Robert Indiana (b. 1928, New Castle, Indiana; d. 2018, Vinalhaven, Maine) was an American painter, printmaker and sculptor best known for his LOVE series from the 1960s. Born Robert Clark, Indiana adopted the name of the state in which he grew up. In his work, Indiana adapts the iconography of road signs, advertising posters and logos to create his Pop art icons. Inspired by poetry as much as art, Indiana turns words into objects in a bid to simultaneously celebrate and question the American Dream and other myths. Indiana came to prominence in 1961, when the Museum of Modern Art in New York included him in its important Art of Assemblage exhibition of 1961. Throughout the 1960s Indiana addressed issues of love and death through his sharp-edged, high-contrast art which deployed text both formally and linguistically. Indiana was also interested in the formal beauty and symbolic power of cardinal numbers. During both the Vietnam War and the Iraq War, Indiana made a series of works inspired by the idiom of peace protests. Disillusioned with the New York art world, Indiana moved to the remote island of Vinalhaven, Maine, in 1978.


Robert Indiana studied at the School of the Art Institute of Chicago, before moving to New York in 1954. In 1961 the Museum of Modern Art, New York, acquired an Indiana painting, and the following year Indiana had his first solo exhibition at the Stable Gallery, New York. In 1966 Indiana’s ‘LOVE’ show opened at the Stable Gallery.
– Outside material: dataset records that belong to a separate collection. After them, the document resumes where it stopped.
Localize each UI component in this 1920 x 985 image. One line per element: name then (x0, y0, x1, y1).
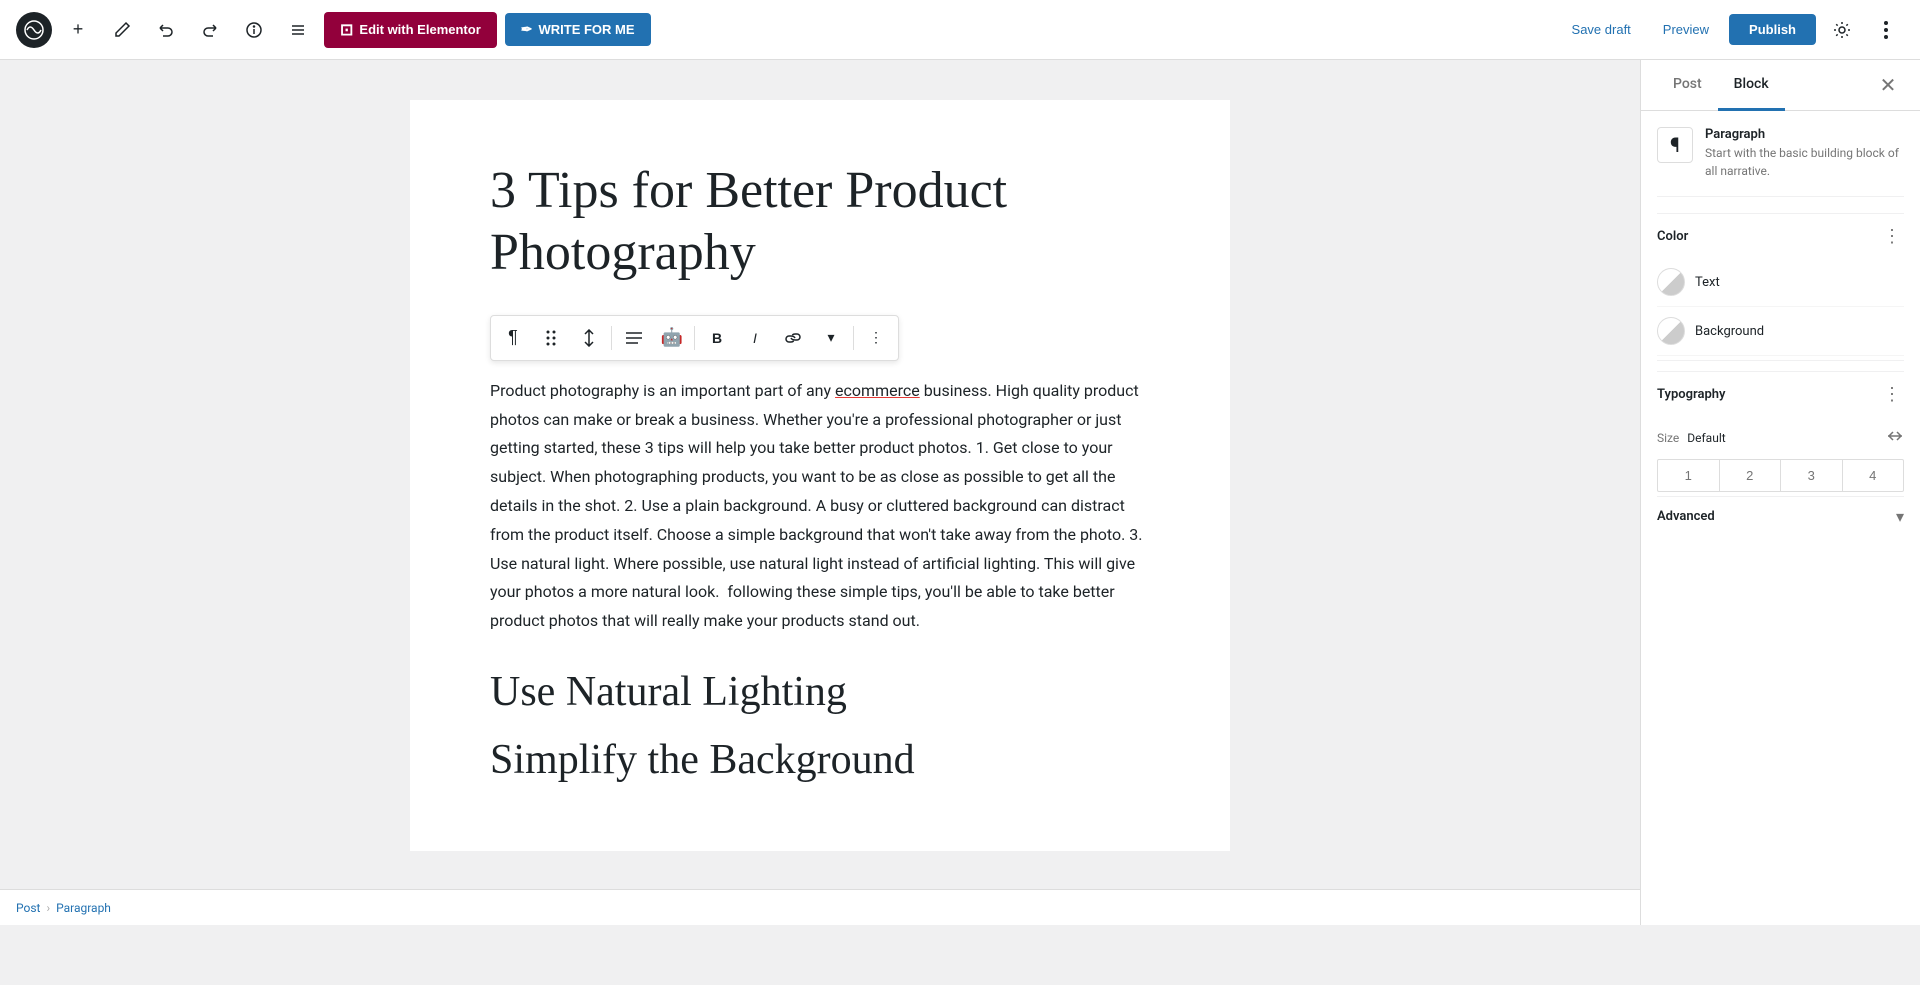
link-button[interactable] (775, 320, 811, 356)
more-toolbar-button[interactable]: ⋮ (858, 320, 894, 356)
edit-elementor-button[interactable]: ⊡ Edit with Elementor (324, 12, 497, 48)
color-section: Color ⋮ Text Background (1657, 213, 1904, 356)
typography-section-title: Typography (1657, 387, 1726, 402)
size-btn-1[interactable]: 1 (1658, 460, 1720, 491)
background-color-label: Background (1695, 324, 1764, 339)
post-tab[interactable]: Post (1657, 60, 1718, 111)
advanced-section-header[interactable]: Advanced ▾ (1657, 507, 1904, 526)
add-block-button[interactable]: + (60, 12, 96, 48)
sidebar-tabs: Post Block ✕ (1641, 60, 1920, 111)
advanced-chevron-icon: ▾ (1896, 507, 1904, 526)
size-btn-2[interactable]: 2 (1720, 460, 1782, 491)
text-color-swatch[interactable] (1657, 268, 1685, 296)
breadcrumb-post[interactable]: Post (16, 901, 40, 915)
write-for-me-button[interactable]: ✒ WRITE FOR ME (505, 13, 651, 46)
color-section-title: Color (1657, 229, 1688, 244)
publish-button[interactable]: Publish (1729, 14, 1816, 45)
size-label: Size (1657, 431, 1679, 445)
breadcrumb-paragraph[interactable]: Paragraph (56, 901, 111, 915)
dropdown-button[interactable]: ▾ (813, 320, 849, 356)
main-layout: 3 Tips for Better Product Photography ¶ (0, 60, 1920, 925)
block-info: ¶ Paragraph Start with the basic buildin… (1657, 127, 1904, 197)
editor-canvas: 3 Tips for Better Product Photography ¶ (410, 100, 1230, 851)
settings-button[interactable] (1824, 12, 1860, 48)
partial-heading[interactable]: Simplify the Background (490, 736, 1150, 791)
info-button[interactable] (236, 12, 272, 48)
typography-section: Typography ⋮ Size Default (1657, 360, 1904, 492)
sidebar-close-button[interactable]: ✕ (1872, 69, 1904, 101)
typography-section-menu-button[interactable]: ⋮ (1880, 382, 1904, 406)
move-arrows-button[interactable] (571, 320, 607, 356)
wp-logo (16, 12, 52, 48)
italic-button[interactable]: I (737, 320, 773, 356)
color-section-header: Color ⋮ (1657, 213, 1904, 258)
right-sidebar: Post Block ✕ ¶ Paragraph Start with the … (1640, 60, 1920, 925)
text-color-label: Text (1695, 275, 1720, 290)
typography-section-header: Typography ⋮ (1657, 371, 1904, 416)
breadcrumb-separator: › (46, 901, 50, 915)
save-draft-button[interactable]: Save draft (1560, 14, 1643, 45)
text-color-item[interactable]: Text (1657, 258, 1904, 307)
size-default-value: Default (1687, 431, 1725, 445)
block-type-icon: ¶ (1657, 127, 1693, 163)
block-tab[interactable]: Block (1718, 60, 1785, 111)
top-toolbar: + ⊡ Edit with Elementor (0, 0, 1920, 60)
block-name: Paragraph (1705, 127, 1904, 142)
paragraph-content[interactable]: Product photography is an important part… (490, 377, 1150, 636)
ai-button[interactable]: 🤖 (654, 320, 690, 356)
background-color-swatch[interactable] (1657, 317, 1685, 345)
post-title[interactable]: 3 Tips for Better Product Photography (490, 160, 1150, 285)
advanced-section: Advanced ▾ (1657, 496, 1904, 526)
size-buttons-group: 1 2 3 4 (1657, 459, 1904, 492)
ecommerce-word: ecommerce (835, 381, 920, 400)
edit-button[interactable] (104, 12, 140, 48)
size-btn-4[interactable]: 4 (1843, 460, 1904, 491)
section-heading[interactable]: Use Natural Lighting (490, 668, 1150, 716)
typography-reset-button[interactable] (1886, 429, 1904, 446)
background-color-item[interactable]: Background (1657, 307, 1904, 356)
editor-area: 3 Tips for Better Product Photography ¶ (0, 60, 1640, 925)
bold-button[interactable]: B (699, 320, 735, 356)
preview-button[interactable]: Preview (1651, 14, 1721, 45)
align-button[interactable] (616, 320, 652, 356)
block-description: Start with the basic building block of a… (1705, 144, 1904, 180)
advanced-section-title: Advanced (1657, 509, 1715, 524)
undo-button[interactable] (148, 12, 184, 48)
redo-button[interactable] (192, 12, 228, 48)
size-btn-3[interactable]: 3 (1781, 460, 1843, 491)
color-section-menu-button[interactable]: ⋮ (1880, 224, 1904, 248)
drag-handle-button[interactable] (533, 320, 569, 356)
block-toolbar: ¶ (490, 315, 899, 361)
paragraph-type-button[interactable]: ¶ (495, 320, 531, 356)
bottom-breadcrumb: Post › Paragraph (0, 889, 1640, 925)
sidebar-content: ¶ Paragraph Start with the basic buildin… (1641, 111, 1920, 925)
size-row: Size Default (1657, 428, 1904, 447)
list-view-button[interactable] (280, 12, 316, 48)
more-options-button[interactable] (1868, 12, 1904, 48)
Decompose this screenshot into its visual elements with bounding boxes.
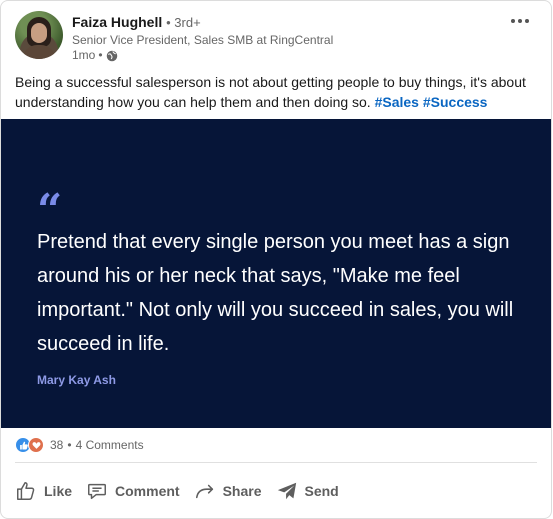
connection-degree-value: 3rd+ <box>174 15 201 30</box>
comment-icon <box>88 483 106 500</box>
share-button[interactable]: Share <box>194 475 262 507</box>
comment-button[interactable]: Comment <box>86 475 180 507</box>
post-header: Faiza Hughell • 3rd+ Senior Vice Preside… <box>15 11 541 63</box>
quote-text: Pretend that every single person you mee… <box>37 231 514 355</box>
quote-author: Mary Kay Ash <box>37 373 116 387</box>
post-time-line: 1mo • <box>72 48 333 63</box>
dot-separator: • <box>98 48 103 62</box>
love-icon <box>28 437 44 453</box>
quote-image[interactable]: “ Pretend that every single person you m… <box>1 119 551 428</box>
hashtag-success[interactable]: #Success <box>423 94 488 110</box>
action-bar: Like Comment Share Send <box>15 475 339 507</box>
globe-icon <box>106 50 117 61</box>
post-body: Being a successful salesperson is not ab… <box>15 72 543 112</box>
divider <box>15 462 537 463</box>
count-separator: • <box>67 438 72 452</box>
author-avatar[interactable] <box>15 11 63 59</box>
share-arrow-icon <box>195 484 213 499</box>
hashtag-sales[interactable]: #Sales <box>375 94 419 110</box>
post-time: 1mo <box>72 48 96 62</box>
comments-count[interactable]: 4 Comments <box>76 438 144 452</box>
thumbs-up-icon <box>17 482 35 500</box>
share-label: Share <box>222 483 262 499</box>
comment-label: Comment <box>115 483 180 499</box>
like-label: Like <box>44 483 73 499</box>
author-headline: Senior Vice President, Sales SMB at Ring… <box>72 33 334 47</box>
author-name-line: Faiza Hughell • 3rd+ <box>72 13 333 32</box>
send-button[interactable]: Send <box>276 475 339 507</box>
author-meta: Faiza Hughell • 3rd+ Senior Vice Preside… <box>72 13 333 63</box>
reaction-count[interactable]: 38 <box>50 438 63 452</box>
send-paper-plane-icon <box>277 482 296 500</box>
like-button[interactable]: Like <box>15 475 72 507</box>
send-label: Send <box>304 483 339 499</box>
connection-degree: • 3rd+ <box>166 15 201 30</box>
social-counts[interactable]: 38 • 4 Comments <box>15 437 144 453</box>
author-name[interactable]: Faiza Hughell <box>72 14 162 30</box>
more-options-icon[interactable] <box>511 15 535 27</box>
post-card: Faiza Hughell • 3rd+ Senior Vice Preside… <box>0 0 552 519</box>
The same year saw exhibitions in the Van Abbemuseum, Eindhoven, the Museum Haus Lange, Krefeld and the Württembergische Kunstverein, Stuttgart. He was represented at the Documenta, Kassel (1968). In 1998 a retrospective exhibition opened at the Musée d’art moderne et d’art contemporain, Nice, and further solo exhibitions were held at the Paul Kasmin Gallery in New York (2003, 2004). The Whitney Museum of American Art, New York, held a major retrospective entitled Beyond LOVE in 201314. In 2015 ‘AMOR’ was exhibited at the Philadelphia Museum of Art in celebration of Pope Francis’s visit to Philadelphia, and was permanently installed in Philadelphia’s Sister Cities Park in December 2016.